How to prove this sequence tends to zero

Question

Suppose $a_n>0$,$\sum a_n$ converges, $\{na_n\}_{\Bbb N}$ is monotonic, prove $$\lim na_n\ln n=0$$

My attempt so far has shown that $\{na_n\}$ is decresing: otherwise, $na_n\ge a_1\implies a_n\ge\frac{a_1}{n}\implies \sum a_n=+\infty$ which contradicts the convergence of $\sum a_n$.

My friend has got a bit further: $(n+1)a_{n+1}< na_n\implies \frac{a_{n+1}}{a_n}<\frac{n}{n+1}$. He then let $$b_n:=\frac{a_n}{\frac{1}{n\ln n}}$$ and therefore $$\frac{b_{n+1}}{b_n}=\frac{a_{n+1}}{a_n}\cdot\frac{(n+1)\ln(n+1)}{n\ln n}<\frac{\ln(n+1)}{\ln n}$$ However he can't prove the monotony of $b_n$ because the RHS of the inequality is too weak. In fact it only shows $\limsup \frac{b_{n+1}}{b_n}\le 1$, which is not effective here. And I can't come up with a stronger version, either.

Can you help me? Any direct help or hint will be appreciated. Thanks!

Answer 1

I think it is a good idea to try expanding $\ln n \approx \sum_{k=1}^n \frac{1}{k}$.
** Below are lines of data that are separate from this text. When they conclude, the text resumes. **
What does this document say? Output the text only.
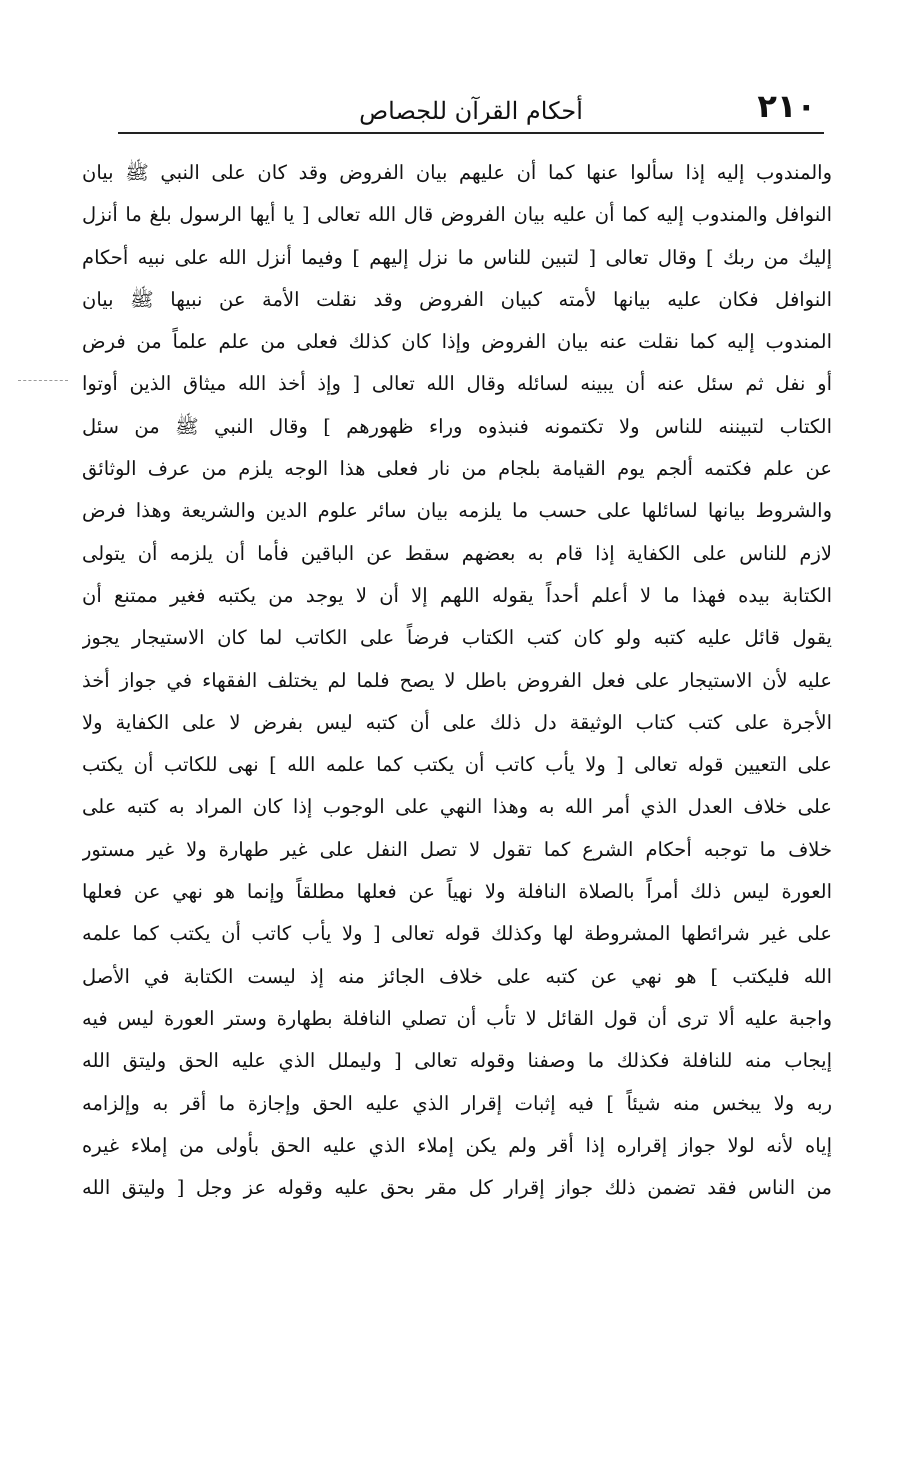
٢١٠
أحكام القرآن للجصاص
والمندوب إليه إذا سألوا عنها كما أن عليهم بيان الفروض وقد كان على النبي ﷺ بيان
النوافل والمندوب إليه كما أن عليه بيان الفروض قال الله تعالى [ يا أيها الرسول بلغ ما أنزل
إليك من ربك ] وقال تعالى [ لتبين للناس ما نزل إليهم ] وفيما أنزل الله على نبيه أحكام
النوافل فكان عليه بيانها لأمته كبيان الفروض وقد نقلت الأمة عن نبيها ﷺ بيان
المندوب إليه كما نقلت عنه بيان الفروض وإذا كان كذلك فعلى من علم علماً من فرض
أو نفل ثم سئل عنه أن يبينه لسائله وقال الله تعالى [ وإذ أخذ الله ميثاق الذين أوتوا
الكتاب لتبيننه للناس ولا تكتمونه فنبذوه وراء ظهورهم ] وقال النبي ﷺ من سئل
عن علم فكتمه ألجم يوم القيامة بلجام من نار فعلى هذا الوجه يلزم من عرف الوثائق
والشروط بيانها لسائلها على حسب ما يلزمه بيان سائر علوم الدين والشريعة وهذا فرض
لازم للناس على الكفاية إذا قام به بعضهم سقط عن الباقين فأما أن يلزمه أن يتولى
الكتابة بيده فهذا ما لا أعلم أحداً يقوله اللهم إلا أن لا يوجد من يكتبه فغير ممتنع أن
يقول قائل عليه كتبه ولو كان كتب الكتاب فرضاً على الكاتب لما كان الاستيجار يجوز
عليه لأن الاستيجار على فعل الفروض باطل لا يصح فلما لم يختلف الفقهاء في جواز أخذ
الأجرة على كتب كتاب الوثيقة دل ذلك على أن كتبه ليس بفرض لا على الكفاية ولا
على التعيين قوله تعالى [ ولا يأب كاتب أن يكتب كما علمه الله ] نهى للكاتب أن يكتب
على خلاف العدل الذي أمر الله به وهذا النهي على الوجوب إذا كان المراد به كتبه على
خلاف ما توجبه أحكام الشرع كما تقول لا تصل النفل على غير طهارة ولا غير مستور
العورة ليس ذلك أمراً بالصلاة النافلة ولا نهياً عن فعلها مطلقاً وإنما هو نهي عن فعلها
على غير شرائطها المشروطة لها وكذلك قوله تعالى [ ولا يأب كاتب أن يكتب كما علمه
الله فليكتب ] هو نهي عن كتبه على خلاف الجائز منه إذ ليست الكتابة في الأصل
واجبة عليه ألا ترى أن قول القائل لا تأب أن تصلي النافلة بطهارة وستر العورة ليس فيه
إيجاب منه للنافلة فكذلك ما وصفنا وقوله تعالى [ وليملل الذي عليه الحق وليتق الله
ربه ولا يبخس منه شيئاً ] فيه إثبات إقرار الذي عليه الحق وإجازة ما أقر به وإلزامه
إياه لأنه لولا جواز إقراره إذا أقر ولم يكن إملاء الذي عليه الحق بأولى من إملاء غيره
من الناس فقد تضمن ذلك جواز إقرار كل مقر بحق عليه وقوله عز وجل [ وليتق الله
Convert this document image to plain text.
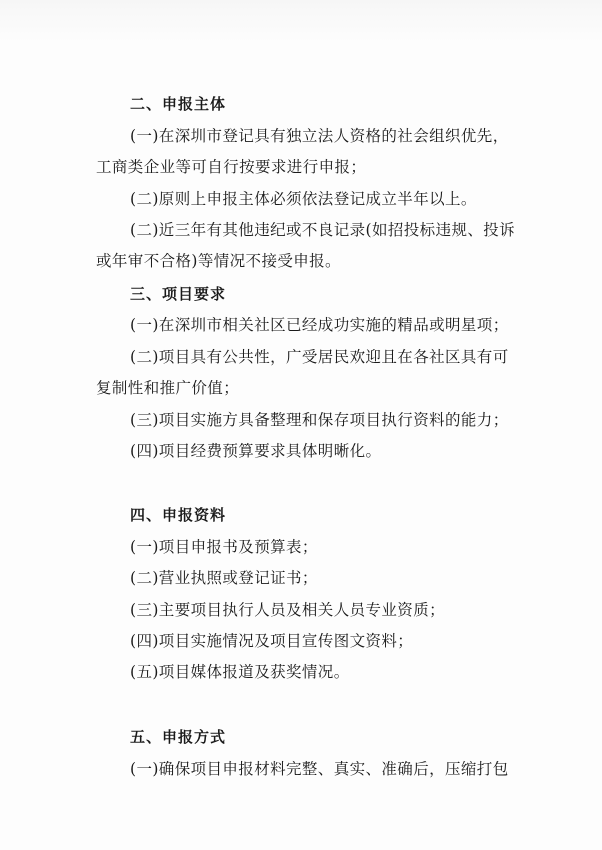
二、申报主体
(一)在深圳市登记具有独立法人资格的社会组织优先，
工商类企业等可自行按要求进行申报；
(二)原则上申报主体必须依法登记成立半年以上。
(二)近三年有其他违纪或不良记录(如招投标违规、投诉
或年审不合格)等情况不接受申报。
三、项目要求
(一)在深圳市相关社区已经成功实施的精品或明星项；
(二)项目具有公共性，广受居民欢迎且在各社区具有可
复制性和推广价值；
(三)项目实施方具备整理和保存项目执行资料的能力；
(四)项目经费预算要求具体明晰化。
四、申报资料
(一)项目申报书及预算表；
(二)营业执照或登记证书；
(三)主要项目执行人员及相关人员专业资质；
(四)项目实施情况及项目宣传图文资料；
(五)项目媒体报道及获奖情况。
五、申报方式
(一)确保项目申报材料完整、真实、准确后，压缩打包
This helps using the condition that for $m>n \Rightarrow \frac{a_n}{m} \ge \frac{a_m}{n}$.

Answer 2

I haven't enough experience yet with series, so please let me know if the following reasoning is incorrect. I may suspect it is since I don't use all the information. In that case I'll delete the answer right away.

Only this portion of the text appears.